Brewer was named honorable mention All-Big 12 after completing 215-of-389 pass attempts for 3,161 yards and 21 touchdowns with seven interceptions while also gaining 344 yards on 147 carries with a team-high 11 touchdowns as the Bears went 11–1 in the regular season and made the 2019 Big 12 Championship Game. He started the game, but was taken out after suffering a concussion early in the second quarter as the Bears went on to lose to Oklahoma 30–23 in overtime. Brewer returned to start the 2020 Sugar Bowl against Georgia and completed 24-of-41 passes for 211 yards, one touchdown and one interception before again leaving the game to injury after taking a late hit. As a senior, he completed 61.7% of his passes for 1,958 yards with 14 touchdowns and eight interceptions in nine games during a COVID-19-shortened season. At Baylor, Brewer threw for 9,700 yards and 65 touchdowns and also rushed for 1,039 yards and 22 touchdowns in 44 games played.

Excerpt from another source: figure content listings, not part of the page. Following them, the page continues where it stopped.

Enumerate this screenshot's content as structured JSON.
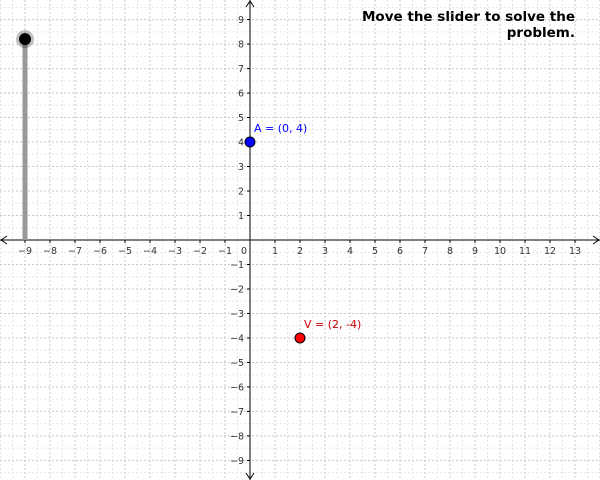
{
  "instruction": "Move the slider to solve the problem.",
  "graph": {
    "x_range": [
      -10,
      14
    ],
    "y_range": [
      -9.8,
      9.8
    ],
    "x_ticks": [
      -9,
      -8,
      -7,
      -6,
      -5,
      -4,
      -3,
      -2,
      -1,
      0,
      1,
      2,
      3,
      4,
      5,
      6,
      7,
      8,
      9,
      10,
      11,
      12,
      13
    ],
    "y_ticks": [
      9,
      8,
      7,
      6,
      5,
      4,
      3,
      2,
      1,
      -1,
      -2,
      -3,
      -4,
      -5,
      -6,
      -7,
      -8,
      -9
    ],
    "minor_grid_step": 0.5,
    "grid": true,
    "minus_sign": "−"
  },
  "slider": {
    "x": -9,
    "min": 0,
    "max": 8.2,
    "value": 8.2,
    "color": "#999999",
    "handle_color": "#000000"
  },
  "points": [
    {
      "name": "point-A",
      "label": "A = (0, 4)",
      "x": 0,
      "y": 4,
      "color": "#0000ff",
      "label_color": "#0000ff"
    },
    {
      "name": "point-V",
      "label": "V = (2, -4)",
      "x": 2,
      "y": -4,
      "color": "#ff0000",
      "label_color": "#cc0000"
    }
  ],
  "colors": {
    "axis": "#000000",
    "grid_major": "#c8c8c8",
    "grid_minor": "#e6e6e6",
    "tick_label": "#333333"
  }
}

After graduating from Baylor, Brewer opted to enter the transfer portal and utilize the extra year of eligibility granted to college athletes who played in the 2020 season due to the coronavirus pandemic. He later announced that he would be transferring to Utah as a graduate transfer. Brewer was named the Utes' starting quarterback going into the 2021 season. Brewer started the first three games of the season before leaving the program after he was benched during a 33–31 triple-overtime loss to San Diego State. He completed 48 of 79 pass attempts for 484 yards and three touchdowns and three interceptions while at Utah.

On December 11, 2021, Brewer announced that he was transferring to Liberty University for the 2022 season. He was named the Flames' starting quarterback prior to the start of the season. Brewer broke his hand in the first quarter of Liberty's season opener against Southern Miss.

===Statistics===

| Year | Team | GP | Passing |  |  |  |  |  |  |  | Rushing |  |  |  |
| Cmp | Att | Pct | Yds | Y/A | TD | Int | Rtg | Att | Yds | Avg | TD |
| 2017 | Baylor | 8 | 139 | 204 | 68.1 | 1,562 | 7.7 | 11 | 4 | 146.3 | 65 | 166 | 2.6 | 0 |
| 2018 | Baylor | 13 | 240 | 390 | 61.5 | 3,019 | 7.7 | 19 | 9 | 138.0 | 133 | 375 | 2.8 | 7 |
| 2019 | Baylor | 14 | 251 | 389 | 64.5 | 3,161 | 8.1 | 21 | 7 | 147.0 | 147 | 344 | 2.3 | 11 |
| 2020 | Baylor | 9 | 198 | 321 | 61.7 | 1,958 | 6.1 | 14 | 8 | 122.3 | 107 | 154 | 1.4 | 4 |
| 2021 | Utah | 3 | 48 | 79 | 60.8 | 484 | 6.1 | 3 | 3 | 117.2 | 12 | 16 | 1.3 | 0 |
| 2022 | Liberty | 3 | 8 | 13 | 61.5 | 52 | 4.0 | 0 | 1 | 79.8 | 7 | 23 | 3.3 | 0 |
| Career |  | 50 | 884 | 1,396 | 63.3 | 10,236 | 7.3 | 68 | 32 | 136.4 | 471 | 1,078 | 2.3 | 22 |

Source:

== Professional career ==
===Ottawa Redblacks===
On May 4, 2023, Brewer signed a contract with the Ottawa Redblacks of the Canadian Football League (CFL). He was released by the Redblacks during the first week of training camp on May 16.

===Nashville Kats===
On February 20, 2024, Brewer signed with the Nashville Kats of Arena Football One for the 2024 season.

==Coaching career==
Brewer retired from playing in 2024 and took a position as a quality control coach at Bowling Green. After one season, he left Bowling Green to become a graduate assistant at North Texas. Brewer was hired as the assistant quarterbacks coach at Syracuse in 2026.

==Personal life==
Brewer's father, Robert Brewer, was the starting quarterback for the University of Texas and was the MVP of the 1982 Cotton Bowl. His grandfather, Charley Brewer, and uncle, Rob Moerschell were also quarterbacks for Texas. Brewer's brother, Michael Brewer, played quarterback at Texas Tech and Virginia Tech.